La Notte (Criterion, Blu-ray, DVD), the second film in Michelangelo Antonioni’s “trilogy of alienation” (it’s bracketed by L’avventura, 1961, and L’eclisse, 1962, both on Criterion DVD), stars Marcello Mastroianni as a celebrated novelist in Milan who has nothing left to say and Jeanne Moreau as his quietly unsettled wife who can’t seem to express all the disappointment building up behind her unfazed expression. Their marriage is inert at best but they seem resigned to their roles, at least until a hospital visit to a friend dying of cancer (he has champagne delivered by the nurse for the visit – but of course) shakes up Moreau.
The film covers just under 24 hours of their life together, not that they ever seem “together” even when they go out to a nightclub and, finally, an all-night party at the mansion of an industrialist who wants to hire Mastroianni to write his biography and run the public relations of his company. It all plays out in sculpted landscapes and creamy, austere modern spaces filled with reflective surfaces, but these rarified oases of affluence are no less alienating than the crush of traffic in downtown Milan. Mastroianni is so at home in the crowds that he just flows with the current like driftwood in a slow stream while Moreau, shaken by the visit to their terminal friend, wanders away from the crowds, braving the current in the streets or simply watching the rituals from afar.
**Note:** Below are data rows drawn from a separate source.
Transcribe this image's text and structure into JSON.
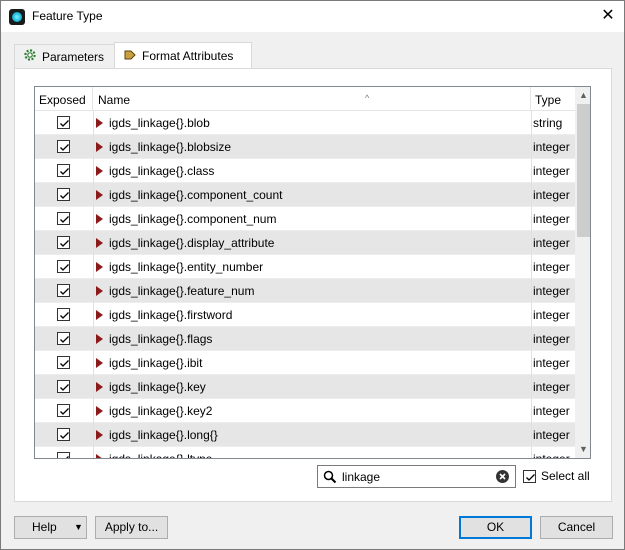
{
  "window": {
    "title": "Feature Type",
    "close_label": "✕"
  },
  "tabs": [
    {
      "label": "Parameters",
      "icon": "gear-icon",
      "active": false
    },
    {
      "label": "Format Attributes",
      "icon": "arrow-right-icon",
      "active": true
    }
  ],
  "table": {
    "columns": {
      "exposed": "Exposed",
      "name": "Name",
      "type": "Type"
    },
    "rows": [
      {
        "exposed": true,
        "name": "igds_linkage{}.blob",
        "type": "string"
      },
      {
        "exposed": true,
        "name": "igds_linkage{}.blobsize",
        "type": "integer"
      },
      {
        "exposed": true,
        "name": "igds_linkage{}.class",
        "type": "integer"
      },
      {
        "exposed": true,
        "name": "igds_linkage{}.component_count",
        "type": "integer"
      },
      {
        "exposed": true,
        "name": "igds_linkage{}.component_num",
        "type": "integer"
      },
      {
        "exposed": true,
        "name": "igds_linkage{}.display_attribute",
        "type": "integer"
      },
      {
        "exposed": true,
        "name": "igds_linkage{}.entity_number",
        "type": "integer"
      },
      {
        "exposed": true,
        "name": "igds_linkage{}.feature_num",
        "type": "integer"
      },
      {
        "exposed": true,
        "name": "igds_linkage{}.firstword",
        "type": "integer"
      },
      {
        "exposed": true,
        "name": "igds_linkage{}.flags",
        "type": "integer"
      },
      {
        "exposed": true,
        "name": "igds_linkage{}.ibit",
        "type": "integer"
      },
      {
        "exposed": true,
        "name": "igds_linkage{}.key",
        "type": "integer"
      },
      {
        "exposed": true,
        "name": "igds_linkage{}.key2",
        "type": "integer"
      },
      {
        "exposed": true,
        "name": "igds_linkage{}.long{}",
        "type": "integer"
      },
      {
        "exposed": true,
        "name": "igds_linkage{}.ltype",
        "type": "integer"
      }
    ]
  },
  "search": {
    "value": "linkage"
  },
  "select_all": {
    "label": "Select all",
    "checked": true
  },
  "buttons": {
    "help": "Help",
    "apply": "Apply to...",
    "ok": "OK",
    "cancel": "Cancel"
  }
}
Just like Antonioni, who dispassionately records every nuance of the rituals and flirtations and seductions and watches Mastroianni’s fascination with an enigmatic beauty played by Monica Vitti, a jaded-before-her-time young brunette who see-saws between childish playfulness and world-weary commentary.
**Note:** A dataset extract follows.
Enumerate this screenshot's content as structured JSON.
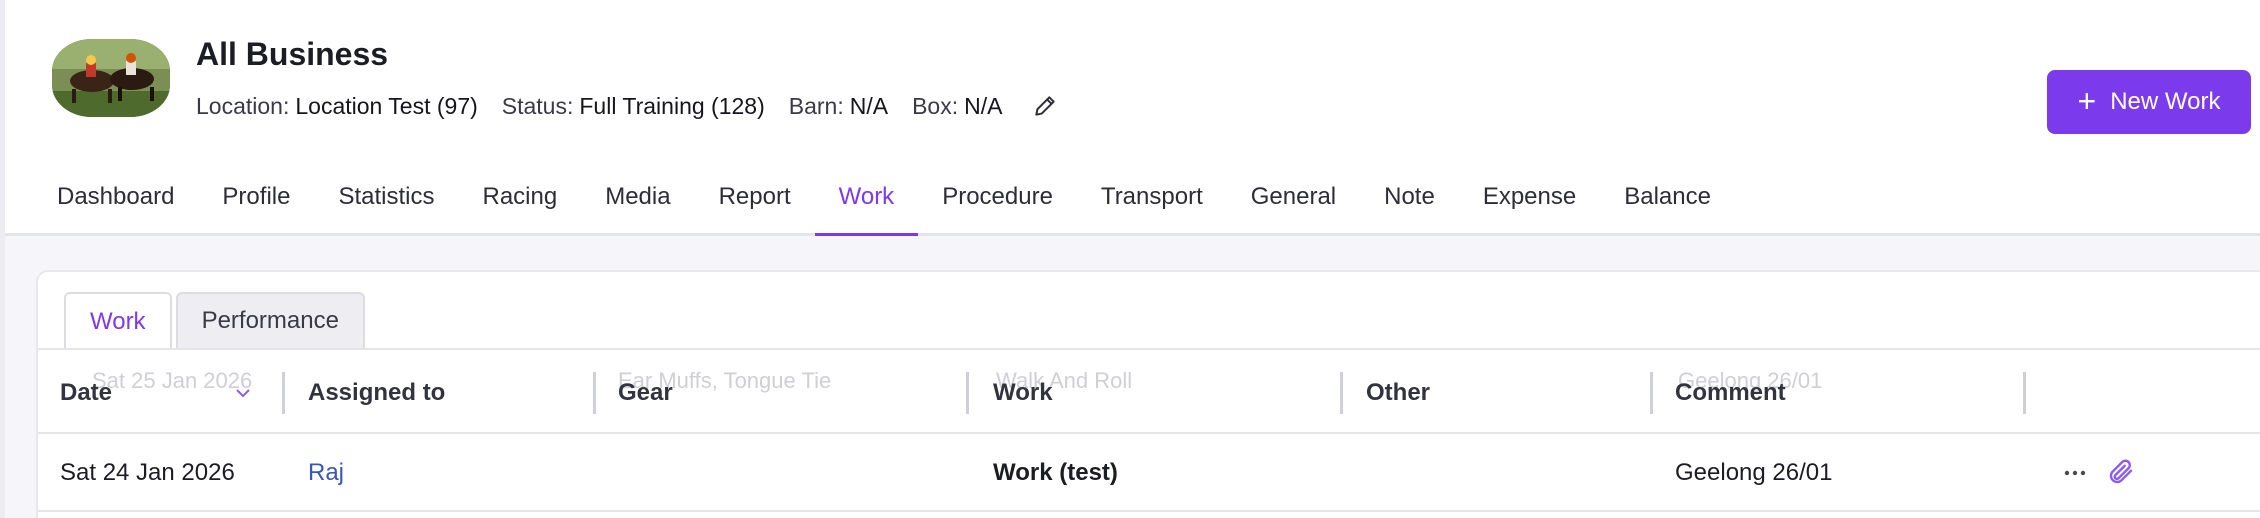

Jeanne Moreau and Marcello MastroianniThis was one of the films that inspired Pauline Kael’s “Come-Dressed-as-the-Sick-Soul-of-Europe Parties” essay, a portrait heavy on the Antoni-ennui of beautiful people narcotizing themselves on small talk and cocktails and sex. Antonioni strips Mastroianni of the winking charm he brings to even his most rakish characters and turns him into an empty shell (“I know longer have ideas, only memories,” he tosses off with a self-effacing half-grin) with a self-awareness that suggests a desperation to lose himself in meaningless activity. Moreau is more haunting and less passive, her eyes and signature frown carrying a disappointment she shrugs away with a flash of a smile. It’s a portrait of lives disconnected from feeling or passion and a marriage that has slipped into mere routine, and you may find it mesmerizing and sophisticated, or merely elegantly-sculpted tedium amidst the idle rich and empty intelligentsia. I’m not an Antonioni fan – give me the strangled yearnings and corrupted societies of Visconti any day – and I find this among his more mannered and calculated films, so take my complaints as you will. I dare say it won’t convert any new fans, but if you love the sick soul of Europe in sixties cinema, this is quite the modernist contemplation of abstracted lives in the new urban world.Mastered from a new digital restoration from a 4k film transfer and it looks beautiful, clear and clean and sharp. You’ll notes stray hairs present in a couple of shots; I don’t believe they are print issues but artifacts from the camera negative or the editing process. Both Blu-ray and DVD editions include two original interview featurettes (one with film critic Adriano Aprà and film historian Carlo Di Carlo, the other with professor Giuliana Bruno discussing the role of architecture in the film) and a booklet with an essay by critic Richard Brody and a 1961 article by director Michelangelo Antonioni.
The Beauty of the Devil (Cohen, Blu-ray, DVD) is René Clair’s playful take on the Faust legend, which stirs whimsy into the tragedy of a scholar who sells his soul to the devil. As the film opens, Michel Simon is the frumpy old Professor Henri Faust, a sheepdog of a scholar disappointed in himself as he prepares to retire without making his mark on the world, and the young and handsome Gérard Philipe is the seductive devil Mephistopheles, but fear not. To prove his power, the devil gives Faust youth and the actors swap roles, with Philipe’s young Faust the rejuvenated romantic discovering everything his missed in a life of scholarship and Simon playing the devilish clown as the bearish Mephistopheles, scheming to compromise and corrupt Faust at every turn with a twisted grin and a gleam in his eye.